As is the case with many forms of music, the UK shows the rest of the world how things are done. In the small, murky arena of Goth and doom metal hovers EYE OF SOLITUDE, darker kindred to MY DYING BRIDE and ANATHEMA. If you thought those acts could leave you as hopeful as navigating your way through the deepest sewers without the benefit of light, EYE OF SOLITUDE musically posits you should abandon hope altogether.
They do so, however, with magnificent successions of lavish if chilly textures. Even black metallers have something to fear from these guys, who are now delivering their third full-length album, the beleaguering yet outlandishly esthetic "Canto III".
EYE OF SOLITUDE is comprised of bassist Chris Davies and guitarist Mark Antoniades from SIDIOUS and subwoofing growler Daniel Neagoe, found in many other metal acts such as DEOS, COLUSUS, UNFATHOMABLE RUINATION and GOTHIC. Rounded by guitarist Indee Rehal-Sagoo, drummer Adriano Ferraro and keyboardist Pedro Caballero Clemente, the band implements a repetitive funeral fugue throughout "Canto III" that's pardonable beyond Daniel Neagoe's horrid retching, because everything else about this album is superbly crafted.
In most cases of the extensive six songs (or "Acts") on "Canto III", the dank death and doom measures that come flogging into play are bookended by articulated synths, chamber strings, piano and solemn cleans by Daniel Neagoe, who shows thankful dexterity. Neagoe is especially effective when chanting in Latin on "Between Two Worlds (Occularis Infernum)" and later with his empathetic swoon in the middle of "I Sat in Silence".
The somber yet enchanting piano lines from Pedro Caballero Clemente on the intro for "He Who Willingly Suffers" offers a despondent if extraordinary sense of vicariousness before the heavier progressions stamp into place and Neagoe dumps his putrid throat lava into the composition. The unholy combination of the two melds beauty and hideousness as grandiose guitar sweeps hover atop the forlorn plod of the song. Later, Neagoe intercedes with placid spoken word that grows in agitation overtop a reprise of Caballero Clemente's somber melody plus methodic snare and cymbal rides from Adriano Ferraro before the song flares once again with raging despair.
By this time, newcomers to EYE OF SOLITUDE will be well onto their game, yet redundant as the band's scheme may be, it's addicting.

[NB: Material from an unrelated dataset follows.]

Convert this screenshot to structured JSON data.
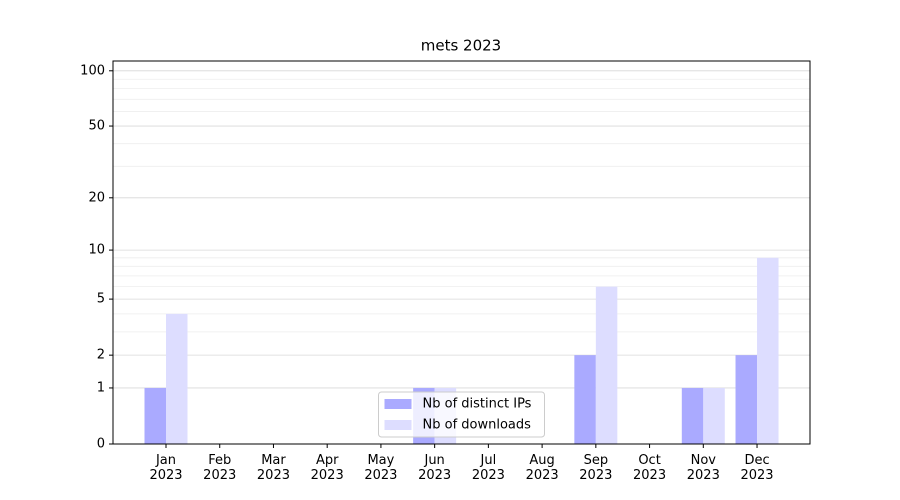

These guys carefully sculpt their fusty compositions so that the eruptive double bass blasts manifesting incrementally in each piece are as climactic as Mark Antoniades and Indee Rehal-Sagoo's forsaken guitar curves and dazzling solos. EYE OF SOLITUDE has a keen ear for melody, so much the initial harmony guiding "The Pathway Had Been Lost" sounds like a lost and metalled-up early-years MISSION UK track. As "The Pathway Had Been Lost" momentarily surrenders to a lengthy but grandiose synth interpretation of the opening melody, Daniel Neagoe shiver-cries in clean mode before shrieking in torment behind a distressing yet striking guitar solo.
Death seldom sounds welcoming, much less in music form, but outside of the unattractive and prolonged demon ralphs, EYE OF SOLITUDE might have pinched the corner on fugue doom. There's much to embrace with "Canto III", even with its concussive depression. If you move quickly, there's also a special two-disc edition with bonus material limited to 1,000 copies that's well worth your investment.